Oleh karenanya, ketiga negara ini dijuluki Lithium Triangle atau Segitiga Litium.
Litium alias emas putih merupakan logam yang dianggap sebagai kunci dalam transisi menuju nol emisi.
Dia digunakan dalam baterai mobil listrik, penting perannya bagi energi matahari dan angin, dan masih banyak lagi.
Namun untuk mengekstraksinya, tambang lithium sangat menyedot air. Ketika negara-negara atau korporat raksasa paling berkuasa di dunia semakin memandang Lithium Triangle sebagai bagian penting dari rencana mereka, banyak yang khawatir akan pencarian dan eksplorasinya.
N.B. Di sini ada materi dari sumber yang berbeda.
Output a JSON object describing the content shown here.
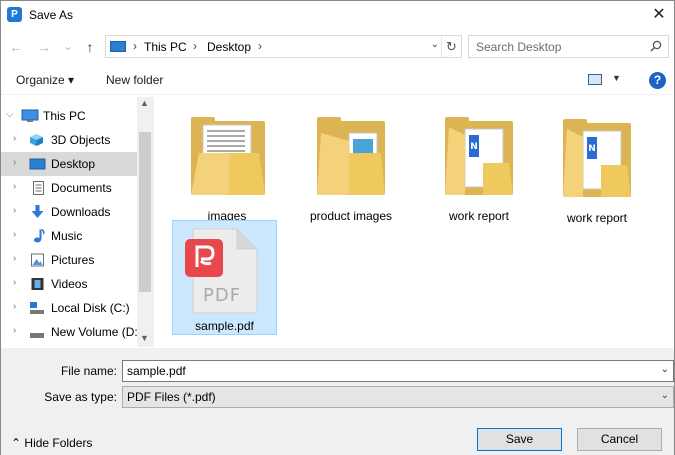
{
  "window": {
    "title": "Save As",
    "close_glyph": "✕",
    "app_icon": "wps-p-icon"
  },
  "nav": {
    "back_glyph": "←",
    "forward_glyph": "→",
    "recent_glyph": "⌄",
    "up_glyph": "↑",
    "breadcrumb": [
      "This PC",
      "Desktop"
    ],
    "separator": "›",
    "refresh_glyph": "↻",
    "dropdown_glyph": "⌄"
  },
  "search": {
    "placeholder": "Search Desktop"
  },
  "toolbar": {
    "organize_label": "Organize ▾",
    "new_folder_label": "New folder",
    "view_caret": "▼",
    "help_label": "?"
  },
  "sidebar": {
    "items": [
      {
        "label": "This PC",
        "icon": "monitor-icon",
        "expanded": true
      },
      {
        "label": "3D Objects",
        "icon": "cube-icon"
      },
      {
        "label": "Desktop",
        "icon": "desktop-icon",
        "selected": true
      },
      {
        "label": "Documents",
        "icon": "document-icon"
      },
      {
        "label": "Downloads",
        "icon": "download-arrow-icon"
      },
      {
        "label": "Music",
        "icon": "music-note-icon"
      },
      {
        "label": "Pictures",
        "icon": "picture-icon"
      },
      {
        "label": "Videos",
        "icon": "film-icon"
      },
      {
        "label": "Local Disk (C:)",
        "icon": "drive-icon"
      },
      {
        "label": "New Volume (D:",
        "icon": "drive-icon"
      }
    ],
    "scroll_up": "▲",
    "scroll_down": "▼"
  },
  "files": [
    {
      "label": "images",
      "type": "folder-with-papers"
    },
    {
      "label": "product images",
      "type": "folder-with-images"
    },
    {
      "label": "work report",
      "type": "folder-with-word-docs"
    },
    {
      "label": "work report",
      "type": "folder-with-word-docs"
    },
    {
      "label": "sample.pdf",
      "type": "pdf-file",
      "selected": true,
      "badge_text": "PDF"
    }
  ],
  "form": {
    "file_name_label": "File name:",
    "file_name_value": "sample.pdf",
    "save_type_label": "Save as type:",
    "save_type_value": "PDF Files (*.pdf)",
    "caret": "⌄"
  },
  "footer": {
    "hide_folders_label": "Hide Folders",
    "hide_glyph": "⌃",
    "save_label": "Save",
    "cancel_label": "Cancel"
  },
  "colors": {
    "accent": "#0078d7",
    "selection": "#cce8ff",
    "pdf_red": "#e8474c",
    "folder": "#f4d27a"
  }
}
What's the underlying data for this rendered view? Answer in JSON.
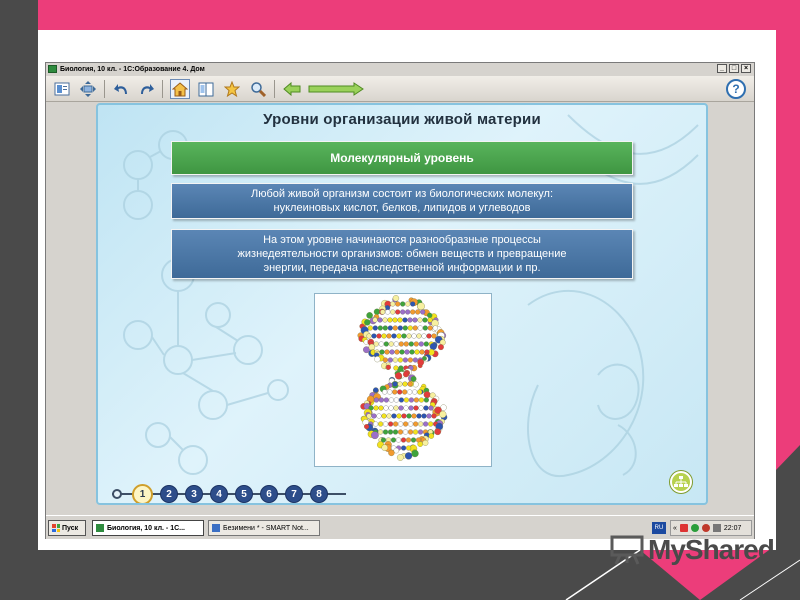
{
  "window": {
    "title": "Биология, 10 кл. - 1С:Образование 4. Дом",
    "buttons": [
      "_",
      "□",
      "×"
    ]
  },
  "toolbar": {
    "help_label": "?"
  },
  "slide": {
    "title": "Уровни организации живой материи",
    "level_heading": "Молекулярный уровень",
    "text1_lines": [
      "Любой живой организм состоит из биологических молекул:",
      "нуклеиновых кислот, белков, липидов и углеводов"
    ],
    "text2_lines": [
      "На этом уровне начинаются разнообразные процессы",
      "жизнедеятельности организмов: обмен веществ и превращение",
      "энергии, передача наследственной информации и пр."
    ],
    "nav_pages": [
      "1",
      "2",
      "3",
      "4",
      "5",
      "6",
      "7",
      "8"
    ],
    "active_page": "1"
  },
  "taskbar": {
    "start_label": "Пуск",
    "tasks": [
      {
        "label": "Биология, 10 кл. - 1С...",
        "active": true
      },
      {
        "label": "Безимени * - SMART Not...",
        "active": false
      }
    ],
    "lang": "RU",
    "tray_arrows": "«",
    "clock": "22:07"
  },
  "watermark": {
    "text": "MyShared"
  },
  "colors": {
    "background": "#ec3d7a",
    "dark_frame": "#4a4a4a",
    "heading_green": "#4aa24d",
    "text_blue": "#4a77a6"
  },
  "icons": [
    "contents-icon",
    "fit-icon",
    "undo-icon",
    "redo-icon",
    "home-icon",
    "book-icon",
    "star-icon",
    "search-icon",
    "back-arrow-icon",
    "forward-arrow-icon",
    "help-icon",
    "map-icon"
  ]
}
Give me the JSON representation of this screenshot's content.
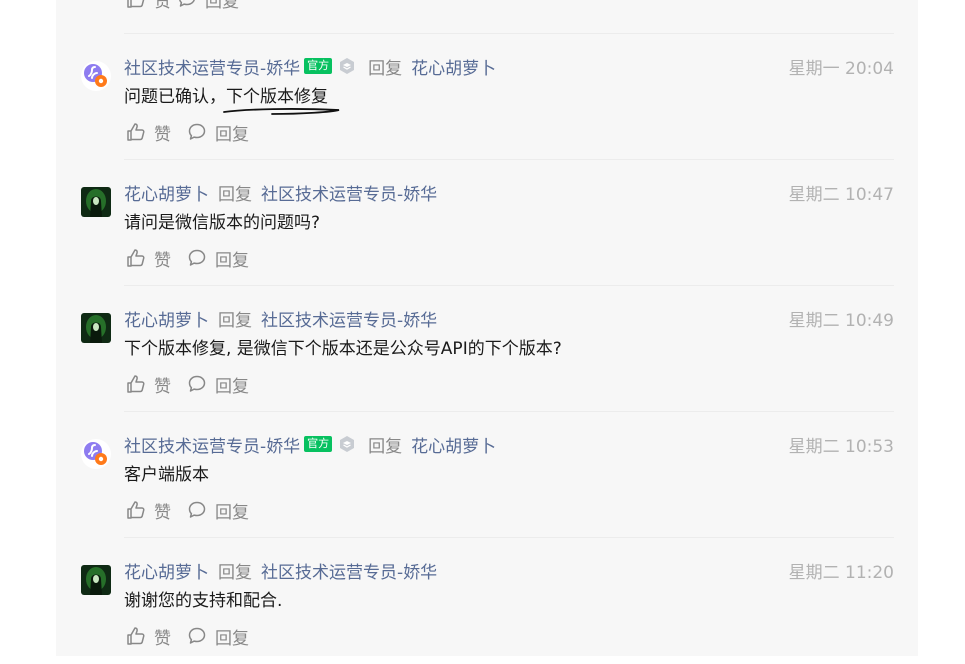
{
  "actions": {
    "like_label": "赞",
    "reply_label": "回复"
  },
  "reply_word": "回复",
  "comments": [
    {
      "author": "社区技术运营专员-娇华",
      "official_badge": "官方",
      "reply_to": "花心胡萝卜",
      "time": "星期一 20:04",
      "text_prefix": "问题已确认，",
      "text_highlight": "下个版本修复",
      "avatar": "official-logo-icon"
    },
    {
      "author": "花心胡萝卜",
      "reply_to": "社区技术运营专员-娇华",
      "time": "星期二 10:47",
      "text": "请问是微信版本的问题吗?",
      "avatar": "dark-figure-avatar"
    },
    {
      "author": "花心胡萝卜",
      "reply_to": "社区技术运营专员-娇华",
      "time": "星期二 10:49",
      "text": "下个版本修复, 是微信下个版本还是公众号API的下个版本?",
      "avatar": "dark-figure-avatar"
    },
    {
      "author": "社区技术运营专员-娇华",
      "official_badge": "官方",
      "reply_to": "花心胡萝卜",
      "time": "星期二 10:53",
      "text": "客户端版本",
      "avatar": "official-logo-icon"
    },
    {
      "author": "花心胡萝卜",
      "reply_to": "社区技术运营专员-娇华",
      "time": "星期二 11:20",
      "text": "谢谢您的支持和配合.",
      "avatar": "dark-figure-avatar"
    }
  ],
  "colors": {
    "name_link": "#576b95",
    "official_green": "#07c160",
    "meta_gray": "#888888",
    "time_gray": "#b2b2b2",
    "panel_bg": "#f7f7f7"
  }
}
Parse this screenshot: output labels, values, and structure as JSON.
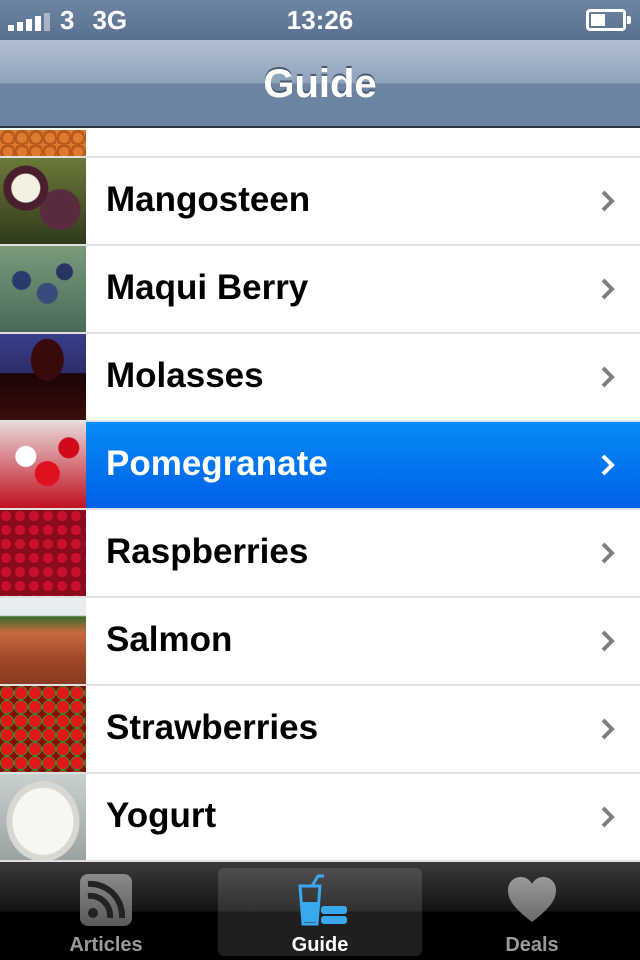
{
  "status_bar": {
    "carrier": "3",
    "network": "3G",
    "time": "13:26"
  },
  "nav": {
    "title": "Guide"
  },
  "list": {
    "items": [
      {
        "label": "Mangosteen",
        "selected": false
      },
      {
        "label": "Maqui Berry",
        "selected": false
      },
      {
        "label": "Molasses",
        "selected": false
      },
      {
        "label": "Pomegranate",
        "selected": true
      },
      {
        "label": "Raspberries",
        "selected": false
      },
      {
        "label": "Salmon",
        "selected": false
      },
      {
        "label": "Strawberries",
        "selected": false
      },
      {
        "label": "Yogurt",
        "selected": false
      }
    ]
  },
  "tab_bar": {
    "tabs": [
      {
        "label": "Articles",
        "icon": "rss-icon",
        "active": false
      },
      {
        "label": "Guide",
        "icon": "guide-drink-icon",
        "active": true
      },
      {
        "label": "Deals",
        "icon": "heart-icon",
        "active": false
      }
    ]
  },
  "colors": {
    "selected_row": "#0a74ee",
    "nav_bar": "#6d84a3",
    "tab_bar": "#000000"
  }
}
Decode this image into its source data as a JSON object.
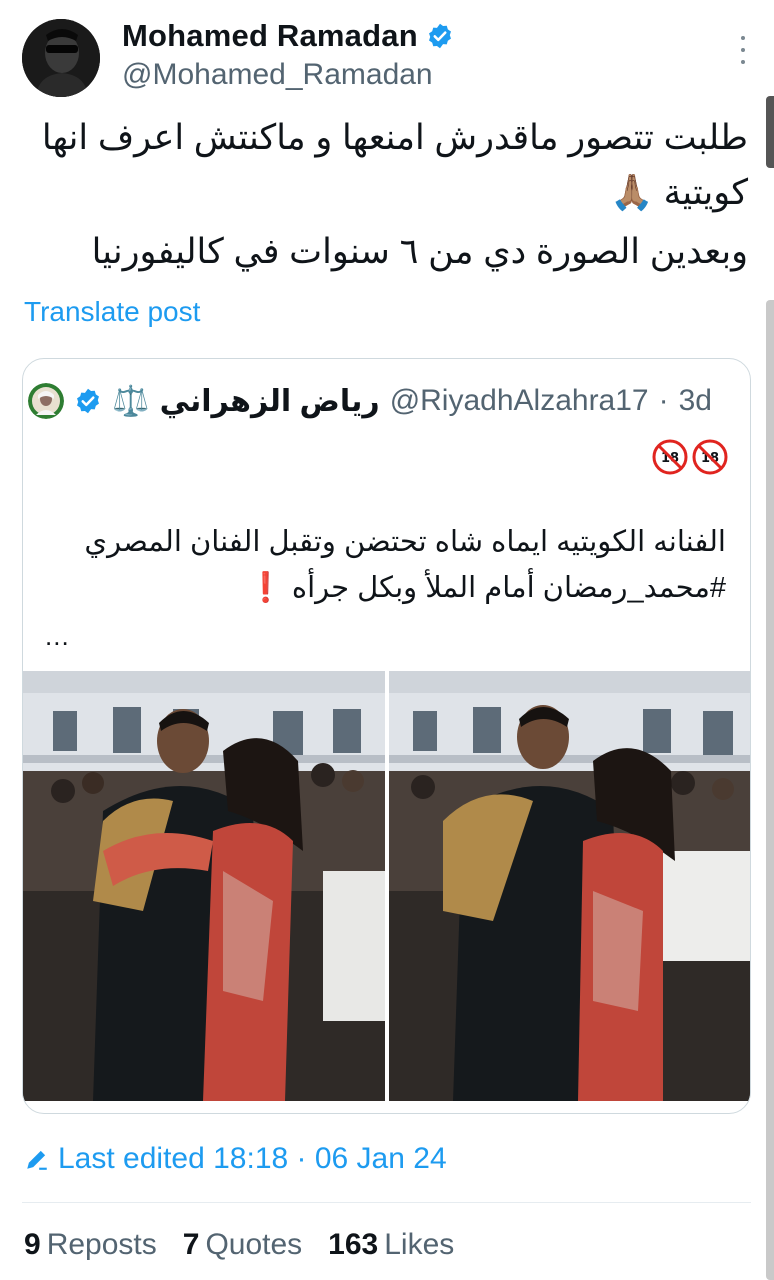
{
  "author": {
    "display_name": "Mohamed Ramadan",
    "handle": "@Mohamed_Ramadan",
    "verified": true
  },
  "icons": {
    "verified": "verified-badge-icon",
    "more": "more-vertical-icon",
    "edit": "pencil-icon",
    "age_restricted": "no-under-18-icon"
  },
  "tweet": {
    "text_lines": [
      "طلبت تتصور ماقدرش امنعها و ماكنتش اعرف انها",
      "كويتية 🙏🏽",
      "وبعدين الصورة دي من ٦ سنوات في كاليفورنيا"
    ],
    "translate_label": "Translate post"
  },
  "quoted": {
    "name": "رياض الزهراني",
    "name_emoji": "⚖️",
    "handle": "@RiyadhAlzahra17",
    "time": "3d",
    "separator": "·",
    "emoji_line": "🔞🔞",
    "text_line1": "الفنانه الكويتيه ايماه شاه تحتضن وتقبل الفنان المصري",
    "text_line2": "#محمد_رمضان أمام الملأ وبكل جرأه",
    "text_exclaim": "❗",
    "ellipsis": "..."
  },
  "edited": {
    "label": "Last edited 18:18 · 06 Jan 24"
  },
  "stats": {
    "reposts_count": "9",
    "reposts_label": "Reposts",
    "quotes_count": "7",
    "quotes_label": "Quotes",
    "likes_count": "163",
    "likes_label": "Likes"
  },
  "colors": {
    "accent": "#1d9bf0",
    "text_primary": "#0f1419",
    "text_secondary": "#536471",
    "border": "#cfd9de",
    "alert": "#e0241f"
  }
}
Baca juga: Dorong Hilirisasi, PLN Tambah Daya Listrik Industri Nikel di Kaltim
Penambangan litium pun diartikan sebagai aktivitas yang mengorbankan kekuatan hidup yang telah menopang penduduk asli di wilayah tersebut selama berabad-abad.
Contohnya, penduduk asli Kolla, Irene Leonor Flores de Callata, yang telah menghabiskan waktu berabad-abad mendaki jauh ke pegunungan di Argentina utara untuk mencari bahan sederhana: air minum segar.
Saluran air kering yang mengelilingi kota mereka secara intrinsik terhubung dengan hamparan garam putih di bawahnya. Laguna bawah tanah dengan perairan yang dipenuhi bahan yang kemudian dikenal sebagai litium.
“Kami akan kehilangan segalanya,” kata Flores de Callata, saat ia berjalan di sepanjang dasar sungai yang kering, membimbing kawanan llama dan domba melintasi hamparan gurun.
“Apa yang akan kami lakukan jika kami tidak punya air? Jika peranjau datang, kami akan kehilangan budaya. Kami tidak akan punya apa-apa lagi," cetusnya.
Di sini, di salah satu lingkungan paling gersang di dunia, air adalah kekuatan kehidupan yang menopang segalanya.
Harga litium diketahui melejit tiga kali lipat antara kurun 2021-2023. Untuk satu ton litium di pasar Amerika Serikat, mencapai angka tertinggi sebesar 46.000 dollar AS per ton, seperti diungkap dalam Laporan Survei Geologi Amerika Serikat.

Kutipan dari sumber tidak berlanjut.